The second criterion, “must have directly billed Medicaid,” suggests that billing to the Medicaid fee-for-service (FFS) program would be required. However, the HHS announcement indicates that “To be eligible for this funding, health care providers must not have received payments from the $50 billion Provider Relief Fund General Distribution and either have directly billed their state Medicaid/CHIP programs or Medicaid managed care plans for healthcare-related services…” This is one of the discrepancies in guidance that we are seeking clarity on, which could have an important bearing on eligibility of LHCSAs and other programs that exclusively or predominantly bill Medicaid managed care plans for services provided.

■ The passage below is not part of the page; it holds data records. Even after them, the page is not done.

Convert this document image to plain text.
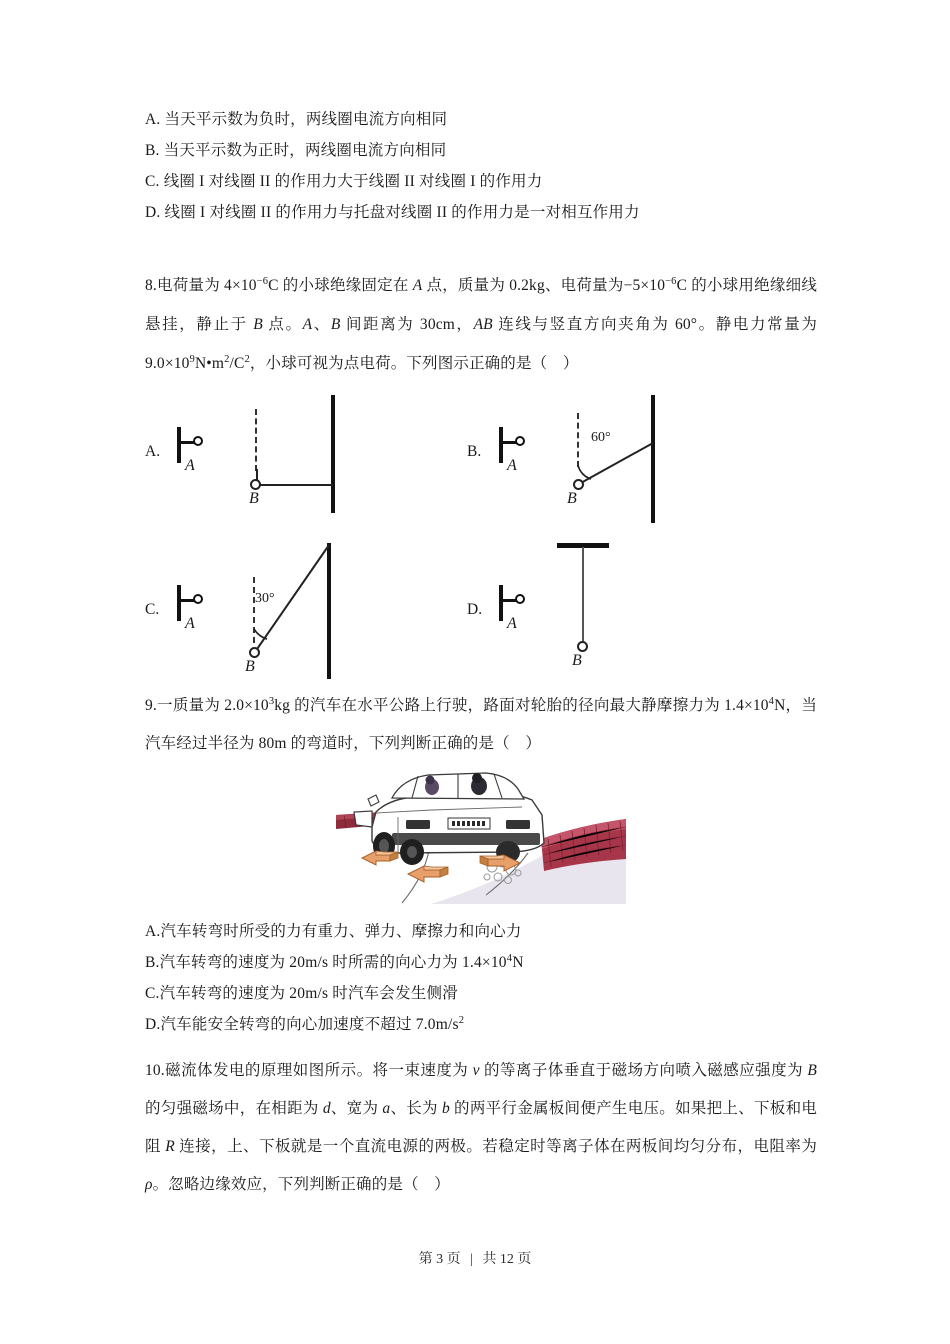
A. 当天平示数为负时，两线圈电流方向相同
B. 当天平示数为正时，两线圈电流方向相同
C. 线圈 I 对线圈 II 的作用力大于线圈 II 对线圈 I 的作用力
D. 线圈 I 对线圈 II 的作用力与托盘对线圈 II 的作用力是一对相互作用力
8.电荷量为 $4\times 10^{-6}C$ 的小球绝缘固定在 A 点，质量为 0.2kg、电荷量为$-5\times 10^{-6}C$ 的小球用绝缘细线悬挂，静止于 B 点。A、B 间距离为 30cm，AB 连线与竖直方向夹角为 60°。静电力常量为 $9.0\times 10^9N•m^2/C^2$，小球可视为点电荷。下列图示正确的是（　）
A.
A
B
B.
A
60°
B
C.
A
30°
B
D.
A
B
9.一质量为 $2.0\times 10^3kg$ 的汽车在水平公路上行驶，路面对轮胎的径向最大静摩擦力为 $1.4\times 10^4N$，当汽车经过半径为 80m 的弯道时，下列判断正确的是（　）
A.汽车转弯时所受的力有重力、弹力、摩擦力和向心力
B.汽车转弯的速度为 20m/s 时所需的向心力为 $1.4\times 10^4N$
C.汽车转弯的速度为 20m/s 时汽车会发生侧滑
D.汽车能安全转弯的向心加速度不超过 $7.0m/s^2$
10.磁流体发电的原理如图所示。将一束速度为 v 的等离子体垂直于磁场方向喷入磁感应强度为 B 的匀强磁场中，在相距为 d、宽为 a、长为 b 的两平行金属板间便产生电压。如果把上、下板和电阻 R 连接，上、下板就是一个直流电源的两极。若稳定时等离子体在两板间均匀分布，电阻率为 ρ。忽略边缘效应，下列判断正确的是（　）
第 3 页 | 共 12 页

HHS has updated its Provider Relief Fund FAQ to include questions and answers (beginning on page 31) on how the targeted Medicaid/CHIP distribution will be operationalized, including further details on eligibility, information needed for the application, and how payments will be calculated. The newly updated HHS Provider Relief Fund website also includes instructions on how to apply for the Medicaid distribution. These should be reviewed carefully prior to applying. Providers can only apply once, and the instructions outline the information that providers will need to collect in advance to be prepared to submit their application through the HHS portal. We are also seeking clarification as to the due date for applications. The HHS FAQs indicate a deadline of July 3rd, while the application instructions note a July 20th deadline for submitting applications.
The Medicaid Targeted Distribution funding methodology will be based on 2 percent of gross revenues times the percentage of gross revenues from patient care for calendar year 2017, or 2018 or 2019, as selected by the applicant and based on accompanying submitted tax documentation. Payments will be made to applicant providers that are on the filing TIN curated list submitted by states to HHS or whose applications underwent additional validation by HHS.